The execution attributes of the rule are special since they can take a suffix containing the name of the desired shell, (which by default is sh). To choose a different shell (for example bash), one would set the following attribute instead:

exec.bash = line1...
    line2... etc.

These may be whatever shell you’d like, just add its name to the end. There are shortcuts for a few languages (py, pl, rb, js(node)), for example:

exec.py = print "hello world!"

If BuildIt decides a target needs to be built, its execution attributes will be run.

Notes
  • Use of %deps and %me variables are very important since they make it more difficult to author rules with missing, untracked, or obsolete dependencies.
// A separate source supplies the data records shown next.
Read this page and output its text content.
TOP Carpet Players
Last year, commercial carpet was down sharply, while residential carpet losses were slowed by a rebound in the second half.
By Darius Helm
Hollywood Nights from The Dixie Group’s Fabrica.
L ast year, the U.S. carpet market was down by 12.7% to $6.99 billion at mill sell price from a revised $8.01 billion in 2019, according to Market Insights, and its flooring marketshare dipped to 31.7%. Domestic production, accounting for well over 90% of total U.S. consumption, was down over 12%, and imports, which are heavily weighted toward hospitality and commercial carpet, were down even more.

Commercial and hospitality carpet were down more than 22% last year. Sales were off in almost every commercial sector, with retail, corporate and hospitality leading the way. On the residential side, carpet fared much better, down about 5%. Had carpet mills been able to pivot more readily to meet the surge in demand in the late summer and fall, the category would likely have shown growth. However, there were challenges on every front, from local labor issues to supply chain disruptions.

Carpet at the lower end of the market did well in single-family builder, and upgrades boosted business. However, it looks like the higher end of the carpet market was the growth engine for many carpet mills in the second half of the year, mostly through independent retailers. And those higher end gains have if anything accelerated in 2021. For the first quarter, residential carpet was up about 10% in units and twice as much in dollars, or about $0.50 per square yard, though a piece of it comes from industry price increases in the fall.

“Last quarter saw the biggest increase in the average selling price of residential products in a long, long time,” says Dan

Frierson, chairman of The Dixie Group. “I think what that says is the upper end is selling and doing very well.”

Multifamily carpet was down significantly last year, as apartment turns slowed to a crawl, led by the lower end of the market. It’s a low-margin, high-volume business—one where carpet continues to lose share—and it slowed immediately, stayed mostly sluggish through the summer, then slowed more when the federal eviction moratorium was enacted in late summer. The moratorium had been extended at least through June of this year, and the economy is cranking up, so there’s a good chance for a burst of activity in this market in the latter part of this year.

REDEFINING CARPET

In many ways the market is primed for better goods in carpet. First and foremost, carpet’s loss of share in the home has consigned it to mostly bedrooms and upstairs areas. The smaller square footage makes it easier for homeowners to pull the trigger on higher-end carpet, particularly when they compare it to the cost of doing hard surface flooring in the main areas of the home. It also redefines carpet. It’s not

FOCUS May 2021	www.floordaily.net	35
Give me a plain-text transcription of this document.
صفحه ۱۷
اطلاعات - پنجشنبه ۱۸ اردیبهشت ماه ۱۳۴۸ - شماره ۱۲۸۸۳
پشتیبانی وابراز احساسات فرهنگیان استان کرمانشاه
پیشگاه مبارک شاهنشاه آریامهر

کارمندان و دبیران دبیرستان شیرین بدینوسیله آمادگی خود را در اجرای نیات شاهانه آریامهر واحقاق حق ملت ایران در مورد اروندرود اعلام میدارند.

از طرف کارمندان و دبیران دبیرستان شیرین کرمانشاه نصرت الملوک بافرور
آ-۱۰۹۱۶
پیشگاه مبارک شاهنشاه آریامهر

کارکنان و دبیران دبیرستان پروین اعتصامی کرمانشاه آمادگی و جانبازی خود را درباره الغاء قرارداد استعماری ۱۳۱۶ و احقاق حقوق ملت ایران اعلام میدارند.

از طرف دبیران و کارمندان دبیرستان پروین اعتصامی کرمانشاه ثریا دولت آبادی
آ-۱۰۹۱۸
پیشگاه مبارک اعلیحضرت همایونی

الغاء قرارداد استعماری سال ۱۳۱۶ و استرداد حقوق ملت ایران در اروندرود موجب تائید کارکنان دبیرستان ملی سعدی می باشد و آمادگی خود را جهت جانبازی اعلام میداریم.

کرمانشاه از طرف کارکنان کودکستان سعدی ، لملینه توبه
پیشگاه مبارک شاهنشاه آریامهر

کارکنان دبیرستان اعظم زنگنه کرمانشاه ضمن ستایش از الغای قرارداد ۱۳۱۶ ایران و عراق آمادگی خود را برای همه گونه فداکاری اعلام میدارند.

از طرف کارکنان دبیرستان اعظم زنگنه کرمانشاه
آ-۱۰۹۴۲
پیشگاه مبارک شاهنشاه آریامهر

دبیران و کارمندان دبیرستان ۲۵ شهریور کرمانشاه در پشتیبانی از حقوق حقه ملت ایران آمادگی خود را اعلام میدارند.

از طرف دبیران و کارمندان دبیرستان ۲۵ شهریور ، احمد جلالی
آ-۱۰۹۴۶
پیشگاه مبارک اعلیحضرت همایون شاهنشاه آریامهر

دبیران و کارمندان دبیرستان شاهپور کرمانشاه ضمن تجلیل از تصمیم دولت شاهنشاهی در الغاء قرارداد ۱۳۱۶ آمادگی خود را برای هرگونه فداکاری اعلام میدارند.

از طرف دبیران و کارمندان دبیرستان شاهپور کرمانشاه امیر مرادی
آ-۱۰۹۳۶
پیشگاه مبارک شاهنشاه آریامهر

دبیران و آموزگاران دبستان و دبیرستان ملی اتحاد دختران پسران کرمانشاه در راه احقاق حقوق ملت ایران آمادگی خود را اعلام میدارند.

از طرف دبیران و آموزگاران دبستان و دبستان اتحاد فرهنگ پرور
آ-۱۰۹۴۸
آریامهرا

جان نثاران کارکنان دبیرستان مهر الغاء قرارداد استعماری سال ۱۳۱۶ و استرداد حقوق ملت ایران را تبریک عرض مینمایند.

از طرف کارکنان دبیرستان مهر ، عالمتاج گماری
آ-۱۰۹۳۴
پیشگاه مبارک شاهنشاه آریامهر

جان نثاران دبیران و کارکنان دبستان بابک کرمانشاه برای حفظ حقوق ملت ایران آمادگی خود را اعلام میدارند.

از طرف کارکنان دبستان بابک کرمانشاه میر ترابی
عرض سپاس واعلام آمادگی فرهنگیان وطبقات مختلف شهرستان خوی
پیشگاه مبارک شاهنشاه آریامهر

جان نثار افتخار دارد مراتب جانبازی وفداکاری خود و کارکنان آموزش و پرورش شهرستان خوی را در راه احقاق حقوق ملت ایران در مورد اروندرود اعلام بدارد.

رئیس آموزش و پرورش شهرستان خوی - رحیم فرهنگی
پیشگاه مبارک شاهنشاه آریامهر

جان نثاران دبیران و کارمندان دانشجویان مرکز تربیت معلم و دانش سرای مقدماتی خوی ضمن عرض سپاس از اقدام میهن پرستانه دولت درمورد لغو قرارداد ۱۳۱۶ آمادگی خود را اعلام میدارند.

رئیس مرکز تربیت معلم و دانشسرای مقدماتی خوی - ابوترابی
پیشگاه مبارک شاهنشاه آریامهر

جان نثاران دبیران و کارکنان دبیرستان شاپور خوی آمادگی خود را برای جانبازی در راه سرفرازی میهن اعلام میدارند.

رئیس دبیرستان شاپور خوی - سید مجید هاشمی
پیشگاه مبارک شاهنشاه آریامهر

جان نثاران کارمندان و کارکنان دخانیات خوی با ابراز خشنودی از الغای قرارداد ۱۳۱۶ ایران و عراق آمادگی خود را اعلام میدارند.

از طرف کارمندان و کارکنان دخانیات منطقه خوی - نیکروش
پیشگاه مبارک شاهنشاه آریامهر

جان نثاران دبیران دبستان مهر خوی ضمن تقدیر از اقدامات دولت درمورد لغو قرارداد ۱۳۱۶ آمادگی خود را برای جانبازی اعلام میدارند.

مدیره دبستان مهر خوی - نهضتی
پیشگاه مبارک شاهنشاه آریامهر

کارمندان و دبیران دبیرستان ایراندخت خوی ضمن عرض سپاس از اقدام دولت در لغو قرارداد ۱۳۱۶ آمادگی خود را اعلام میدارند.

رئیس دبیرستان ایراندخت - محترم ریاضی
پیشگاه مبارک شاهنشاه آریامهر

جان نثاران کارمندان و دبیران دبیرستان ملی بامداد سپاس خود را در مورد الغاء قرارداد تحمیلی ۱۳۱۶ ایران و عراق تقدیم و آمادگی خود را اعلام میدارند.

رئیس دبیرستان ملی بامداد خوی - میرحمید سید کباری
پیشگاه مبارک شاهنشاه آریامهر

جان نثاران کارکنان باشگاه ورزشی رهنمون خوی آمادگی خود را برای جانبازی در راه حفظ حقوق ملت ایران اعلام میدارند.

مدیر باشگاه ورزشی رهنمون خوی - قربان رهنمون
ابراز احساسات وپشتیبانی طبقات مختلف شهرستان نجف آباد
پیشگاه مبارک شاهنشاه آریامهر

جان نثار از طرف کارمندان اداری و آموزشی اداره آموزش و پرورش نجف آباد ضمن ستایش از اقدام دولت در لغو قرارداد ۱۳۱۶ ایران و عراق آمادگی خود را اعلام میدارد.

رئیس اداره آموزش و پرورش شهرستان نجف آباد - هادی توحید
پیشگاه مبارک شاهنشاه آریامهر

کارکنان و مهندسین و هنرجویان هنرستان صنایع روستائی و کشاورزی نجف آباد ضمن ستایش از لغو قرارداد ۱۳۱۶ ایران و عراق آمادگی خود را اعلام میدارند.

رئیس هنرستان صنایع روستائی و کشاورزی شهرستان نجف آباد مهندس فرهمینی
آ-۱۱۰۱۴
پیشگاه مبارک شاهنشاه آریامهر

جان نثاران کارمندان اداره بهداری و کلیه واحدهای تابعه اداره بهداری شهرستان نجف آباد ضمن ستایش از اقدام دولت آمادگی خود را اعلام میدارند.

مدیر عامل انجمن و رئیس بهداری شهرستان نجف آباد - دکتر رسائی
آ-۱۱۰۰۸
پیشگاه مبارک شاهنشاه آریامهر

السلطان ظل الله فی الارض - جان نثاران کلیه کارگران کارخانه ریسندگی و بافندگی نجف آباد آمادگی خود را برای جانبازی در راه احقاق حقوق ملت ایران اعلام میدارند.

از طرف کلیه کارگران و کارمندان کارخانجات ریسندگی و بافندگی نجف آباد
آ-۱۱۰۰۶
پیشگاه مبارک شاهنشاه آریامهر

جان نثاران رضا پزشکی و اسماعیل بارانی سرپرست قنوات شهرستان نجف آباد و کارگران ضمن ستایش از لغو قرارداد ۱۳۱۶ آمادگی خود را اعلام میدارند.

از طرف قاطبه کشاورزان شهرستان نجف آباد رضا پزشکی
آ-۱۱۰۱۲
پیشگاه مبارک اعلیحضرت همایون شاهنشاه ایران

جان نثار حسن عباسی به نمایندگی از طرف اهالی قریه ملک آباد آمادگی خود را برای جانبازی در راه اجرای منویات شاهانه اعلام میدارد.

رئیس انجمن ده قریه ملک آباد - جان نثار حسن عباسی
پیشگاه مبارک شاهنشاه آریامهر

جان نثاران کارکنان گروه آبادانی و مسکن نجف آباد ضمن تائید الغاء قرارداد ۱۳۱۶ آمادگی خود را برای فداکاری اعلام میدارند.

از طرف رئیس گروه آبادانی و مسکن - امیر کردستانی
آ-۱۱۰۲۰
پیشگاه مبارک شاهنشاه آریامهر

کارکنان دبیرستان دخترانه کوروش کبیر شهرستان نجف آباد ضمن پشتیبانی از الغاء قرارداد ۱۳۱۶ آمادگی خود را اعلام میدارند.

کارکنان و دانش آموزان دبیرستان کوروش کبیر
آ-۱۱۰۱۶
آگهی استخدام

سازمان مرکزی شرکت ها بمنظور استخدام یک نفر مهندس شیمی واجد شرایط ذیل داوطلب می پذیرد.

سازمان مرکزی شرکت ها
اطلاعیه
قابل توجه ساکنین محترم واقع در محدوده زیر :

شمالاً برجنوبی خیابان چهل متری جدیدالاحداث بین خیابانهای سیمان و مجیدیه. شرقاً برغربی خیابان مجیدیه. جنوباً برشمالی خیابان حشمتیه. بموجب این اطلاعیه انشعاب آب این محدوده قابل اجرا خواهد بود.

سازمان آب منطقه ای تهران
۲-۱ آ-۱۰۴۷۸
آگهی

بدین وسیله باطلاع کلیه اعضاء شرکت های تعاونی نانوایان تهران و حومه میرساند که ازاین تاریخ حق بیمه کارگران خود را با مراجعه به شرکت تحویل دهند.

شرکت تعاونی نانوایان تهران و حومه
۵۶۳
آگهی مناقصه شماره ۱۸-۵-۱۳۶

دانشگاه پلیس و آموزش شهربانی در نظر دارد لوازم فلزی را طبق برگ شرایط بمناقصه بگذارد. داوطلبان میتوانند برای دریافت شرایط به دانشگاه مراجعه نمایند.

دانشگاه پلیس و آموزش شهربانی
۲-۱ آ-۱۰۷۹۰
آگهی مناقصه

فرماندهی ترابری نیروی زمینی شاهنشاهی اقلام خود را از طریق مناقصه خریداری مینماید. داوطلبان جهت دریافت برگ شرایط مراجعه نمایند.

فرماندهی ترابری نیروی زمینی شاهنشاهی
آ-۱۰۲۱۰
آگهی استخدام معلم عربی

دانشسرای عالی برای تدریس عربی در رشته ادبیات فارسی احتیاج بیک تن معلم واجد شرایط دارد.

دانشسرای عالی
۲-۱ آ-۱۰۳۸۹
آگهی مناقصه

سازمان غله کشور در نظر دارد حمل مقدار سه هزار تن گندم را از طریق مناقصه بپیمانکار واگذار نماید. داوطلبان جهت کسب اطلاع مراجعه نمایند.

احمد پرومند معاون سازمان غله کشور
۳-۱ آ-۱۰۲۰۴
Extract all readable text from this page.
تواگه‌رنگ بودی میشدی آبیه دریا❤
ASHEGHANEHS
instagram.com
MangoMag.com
  • Use of %me also helps prevent errors from corrupting a previously successful target file. When using %me, output files will be written with a .tmp extension first, and not moved over to the final filename until the script has completed without error (returned an exit-status code of 0).

  • To prevent the file parser from attempting to expand variables meant to be passed to the shell, double any percent characters to escape them:

    exec.bash = stat -c %%y foo.txt

    The percent expansion was chosen on purpose, as it will rarely conflict with shell code.

Generic Rules

If you have many files, creating a rule for every one gets tedious quickly. This is when generic rules come in handy. The following demonstrates how to build every dependency with a filename ending in .o without specifying them individually:

[*.o]
deps = *.c
exec = %CC %CFLAGS %deps -o %me

See below for full examples.

Running It

$ bld -h
$ bld [target]
$ bld

Help (-h) prints usage information, options, as well as available targets. Running bld with no arguments will run the first target section in the file ./buildit.ini like make. Therefore it’s a good place to put an “all” target.

Example Run

$ bld
‣ foo.js.gz
    ❗ foo.js
    ❗ foo2.js
    ⚙ exec:
        + gzip -c foo.js foo2.js
    ✔ exit: 0

Good. Once more for good measure:

$ bld
✔ foo.js.gz
    ✔ foo.js
    ✔ foo2.js

Return Codes

  • 0 - All clear

  • N - Command execution errors

  • NN - Error codes from BuildIt, see cat /usr/include/sysexits.h

License

BuildIt is licensed under the GPL, version 3+.

Next…

  • Full examples can be found under the examples folder.

  • BuildIt is designed to be complementary to the deployment and configuration management tool pave.